The World Wrestling Association (WWA) (Asociación Mundial de Lucha Libre in Spanish) is a professional wrestling promotion based in the Tijuana-area of Mexico. It was founded in 1986 by Benjamin Mora Jr.. It featured some of Mexico's best luchadores at the time, such as Rey Misterio Jr., La Parka and Juventud Guerrera, during the late 1980s and early 1990s and was also featured on American television via the Fox Sports en Español channel.

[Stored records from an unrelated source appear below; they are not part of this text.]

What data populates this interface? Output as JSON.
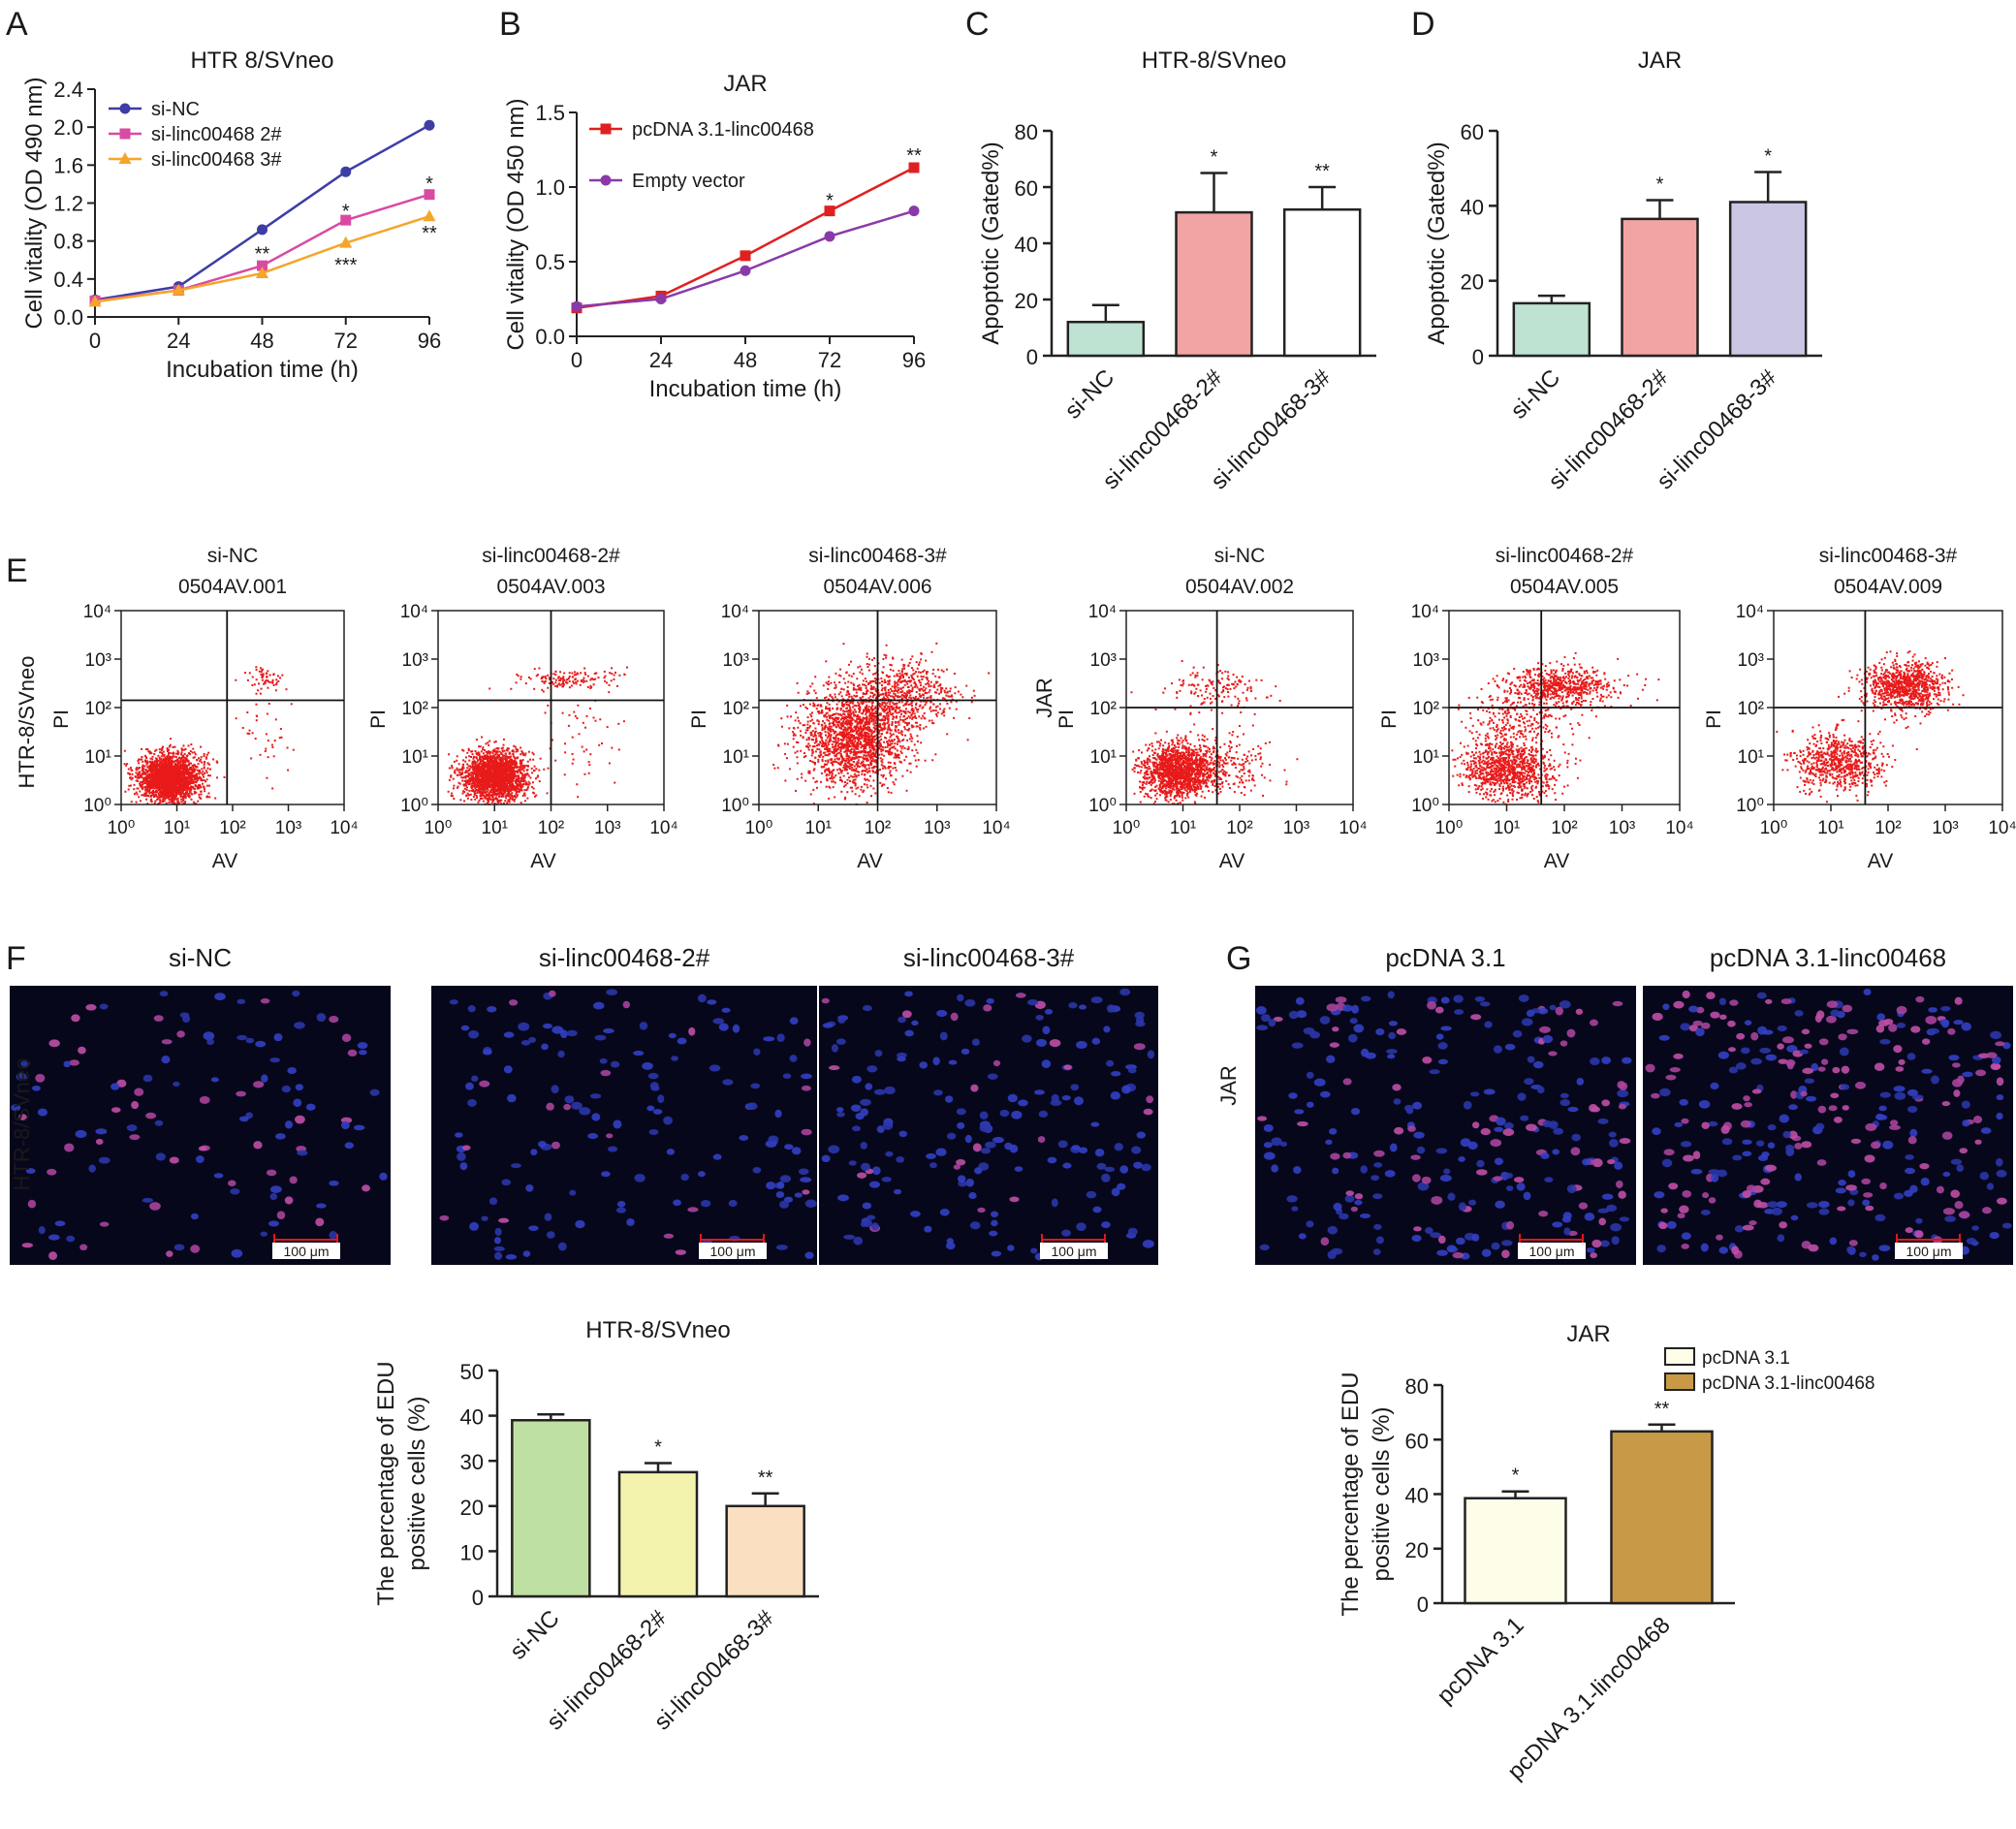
{
  "chart_data": [
    {
      "panel": "A",
      "type": "line",
      "title": "HTR 8/SVneo",
      "xlabel": "Incubation time (h)",
      "ylabel": "Cell vitality (OD 490 nm)",
      "x": [
        0,
        24,
        48,
        72,
        96
      ],
      "xticks": [
        "0",
        "24",
        "48",
        "72",
        "96"
      ],
      "ylim": [
        0,
        2.4
      ],
      "yticks": [
        "0.0",
        "0.4",
        "0.8",
        "1.2",
        "1.6",
        "2.0",
        "2.4"
      ],
      "legend": "top-left",
      "series": [
        {
          "name": "si-NC",
          "color": "#3d3da6",
          "marker": "circle",
          "values": [
            0.18,
            0.32,
            0.92,
            1.53,
            2.02
          ]
        },
        {
          "name": "si-linc00468 2#",
          "color": "#d94aa3",
          "marker": "square",
          "values": [
            0.17,
            0.28,
            0.54,
            1.02,
            1.29
          ]
        },
        {
          "name": "si-linc00468 3#",
          "color": "#f5a52a",
          "marker": "triangle",
          "values": [
            0.16,
            0.28,
            0.46,
            0.78,
            1.06
          ]
        }
      ],
      "annotations": [
        {
          "text": "**",
          "x": 48,
          "y": 0.68
        },
        {
          "text": "*",
          "x": 72,
          "y": 1.13
        },
        {
          "text": "***",
          "x": 72,
          "y": 0.56
        },
        {
          "text": "*",
          "x": 96,
          "y": 1.42
        },
        {
          "text": "**",
          "x": 96,
          "y": 0.9
        }
      ]
    },
    {
      "panel": "B",
      "type": "line",
      "title": "JAR",
      "xlabel": "Incubation time (h)",
      "ylabel": "Cell vitality (OD 450 nm)",
      "x": [
        0,
        24,
        48,
        72,
        96
      ],
      "xticks": [
        "0",
        "24",
        "48",
        "72",
        "96"
      ],
      "ylim": [
        0,
        1.5
      ],
      "yticks": [
        "0.0",
        "0.5",
        "1.0",
        "1.5"
      ],
      "legend": "top-left",
      "series": [
        {
          "name": "pcDNA 3.1-linc00468",
          "color": "#e02020",
          "marker": "square",
          "values": [
            0.19,
            0.27,
            0.54,
            0.84,
            1.13
          ]
        },
        {
          "name": "Empty vector",
          "color": "#8a3aa8",
          "marker": "circle",
          "values": [
            0.2,
            0.25,
            0.44,
            0.67,
            0.84
          ]
        }
      ],
      "annotations": [
        {
          "text": "*",
          "x": 72,
          "y": 0.92
        },
        {
          "text": "**",
          "x": 96,
          "y": 1.22
        }
      ]
    },
    {
      "panel": "C",
      "type": "bar",
      "title": "HTR-8/SVneo",
      "ylabel": "Apoptotic (Gated%)",
      "categories": [
        "si-NC",
        "si-linc00468-2#",
        "si-linc00468-3#"
      ],
      "values": [
        12,
        51,
        52
      ],
      "errors": [
        6,
        14,
        8
      ],
      "significance": [
        "",
        "*",
        "**"
      ],
      "colors": [
        "#bfe3d2",
        "#f2a3a3",
        "#ffffff"
      ],
      "ylim": [
        0,
        80
      ],
      "yticks": [
        "0",
        "20",
        "40",
        "60",
        "80"
      ]
    },
    {
      "panel": "D",
      "type": "bar",
      "title": "JAR",
      "ylabel": "Apoptotic (Gated%)",
      "categories": [
        "si-NC",
        "si-linc00468-2#",
        "si-linc00468-3#"
      ],
      "values": [
        14,
        36.5,
        41
      ],
      "errors": [
        2,
        5,
        8
      ],
      "significance": [
        "",
        "*",
        "*"
      ],
      "colors": [
        "#bfe3d2",
        "#f2a3a3",
        "#ccc6e5"
      ],
      "ylim": [
        0,
        60
      ],
      "yticks": [
        "0",
        "20",
        "40",
        "60"
      ]
    },
    {
      "panel": "F-bar",
      "type": "bar",
      "title": "HTR-8/SVneo",
      "ylabel": "The percentage of EDU positive cells (%)",
      "categories": [
        "si-NC",
        "si-linc00468-2#",
        "si-linc00468-3#"
      ],
      "values": [
        39,
        27.5,
        20
      ],
      "errors": [
        1.3,
        2,
        2.8
      ],
      "significance": [
        "",
        "*",
        "**"
      ],
      "colors": [
        "#bfe0a3",
        "#f4f3ad",
        "#fbdfc1"
      ],
      "ylim": [
        0,
        50
      ],
      "yticks": [
        "0",
        "10",
        "20",
        "30",
        "40",
        "50"
      ]
    },
    {
      "panel": "G-bar",
      "type": "bar",
      "title": "JAR",
      "ylabel": "The percentage of EDU positive cells (%)",
      "categories": [
        "pcDNA 3.1",
        "pcDNA 3.1-linc00468"
      ],
      "values": [
        38.5,
        63
      ],
      "errors": [
        2.5,
        2.5
      ],
      "significance": [
        "*",
        "**"
      ],
      "colors": [
        "#fdfde8",
        "#c99a45"
      ],
      "legend": "top",
      "ylim": [
        0,
        80
      ],
      "yticks": [
        "0",
        "20",
        "40",
        "60",
        "80"
      ]
    }
  ],
  "labels": {
    "panel_A": "A",
    "panel_B": "B",
    "panel_C": "C",
    "panel_D": "D",
    "panel_E": "E",
    "panel_F": "F",
    "panel_G": "G"
  },
  "flow": {
    "xlabel": "AV",
    "ylabel": "PI",
    "tick_labels": [
      "10⁰",
      "10¹",
      "10²",
      "10³",
      "10⁴"
    ],
    "row_labels": [
      "HTR-8/SVneo",
      "JAR"
    ],
    "color": "#e81a1a",
    "plots": [
      {
        "group": "si-NC",
        "sample": "0504AV.001",
        "row": "HTR-8/SVneo",
        "gate": [
          1.9,
          2.15
        ]
      },
      {
        "group": "si-linc00468-2#",
        "sample": "0504AV.003",
        "row": "HTR-8/SVneo",
        "gate": [
          2.0,
          2.15
        ]
      },
      {
        "group": "si-linc00468-3#",
        "sample": "0504AV.006",
        "row": "HTR-8/SVneo",
        "gate": [
          2.0,
          2.15
        ]
      },
      {
        "group": "si-NC",
        "sample": "0504AV.002",
        "row": "JAR",
        "gate": [
          1.6,
          2.0
        ]
      },
      {
        "group": "si-linc00468-2#",
        "sample": "0504AV.005",
        "row": "JAR",
        "gate": [
          1.6,
          2.0
        ]
      },
      {
        "group": "si-linc00468-3#",
        "sample": "0504AV.009",
        "row": "JAR",
        "gate": [
          1.6,
          2.0
        ]
      }
    ]
  },
  "microscopy": {
    "scale_bar": "100 μm",
    "F_row_label": "HTR-8/SVneo",
    "G_row_label": "JAR",
    "F_images": [
      {
        "title": "si-NC",
        "density": 120,
        "pink": 0.45
      },
      {
        "title": "si-linc00468-2#",
        "density": 150,
        "pink": 0.15
      },
      {
        "title": "si-linc00468-3#",
        "density": 190,
        "pink": 0.12
      }
    ],
    "G_images": [
      {
        "title": "pcDNA 3.1",
        "density": 260,
        "pink": 0.25
      },
      {
        "title": "pcDNA 3.1-linc00468",
        "density": 320,
        "pink": 0.5
      }
    ]
  }
}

Although inactive during the late 1990s, during which time much of its roster had left to compete in World Championship Wrestling and international promotions, the World Wrestling Association resumed operations in 2004.

==Championships==

| Championship | Current champion(s) | Date won | Days | Location |
|---|---|---|---|---|
| WWA World Heavyweight Championship | Rayo de Jalisco Jr. | March 21, 2003 | 8,444 | Tijuana |
| WWA World Junior Heavyweight Championship | Cien Caras Jr. | May 5, 2014 | 4,381 | Guadalajara |
| WWA World Junior Light Heavyweight Championship ^{1} | Atlantis | December 5, 2014 | 4,167 | Tijuana |
| WWA World Light Heavyweight Championship | Heddi Karaoui | November 11, 2013 | 4,556 | Mexico City |
| WWA World Lightweight Championship | TJ Boy | May 17, 2013 | 4,734 | Tijuana |
| WWA World Middleweight Championship | Olímpico | February 20, 2009 | 6,281 | Puebla |
| WWA World Minis Championship | Mascarita Sagrada | July 11, 2015 | 3,949 | London |
| WWA World Tag Team Championship | Bestia 666 and Damián 666 | December 5, 2014 | 4,167 | Tijuana |
| WWA World Trios Championship | Trios Fantasia (Super Muñeco, Super Pinocho & Super Raton) | December 14, 2013 | 4,523 | Tampico |
| WWA World Welterweight Championship | Bandido | September 28, 2017 | 3,139 | Aguascalientes |

===Footnotes===
^{1} Although the official WWA Junior Heavyweight title is currently being defended in Mexico, A disputed Branch of the title has surfaced in Japan.

==Roster==
The roster included some widely popular wrestlers such as:

- L.A. Park
- Super Parka
- Blue Panther
- El Hijo del Santo
- Rey Misterio Sr.
- Rey Mysterio Jr.
- Perro Aguayo Jr.
- Blue Demon Jr.
- Nicho el Millonario
- Juventud Guerrera
- Guerrero de la Noche
- Pentagon Black
- The Patriot
- Racing Dawg
- Espectro Jr.
- Scorpio Jr.
- Tiger Jeet Singh
- Alcatraz, Backstage interviewer (also Benjamin Moras Brother)
- Armando Munoz, Backstage interviewer
- Extreme Tiger
- Tinieblas Jr.
- Mil Mascaras
- Rayo de Jalisco
- Perro Aguayo
- Brazo de Plata (Super Porky)
- Kayra
- Lola Gonzales
- Shocker
- Vampiro

==On DVD==
In 2006 World Wrestling Organization was released on DVD. It features 25 matches from The WWA broadcasts that were featured on Fox sports en Espanol.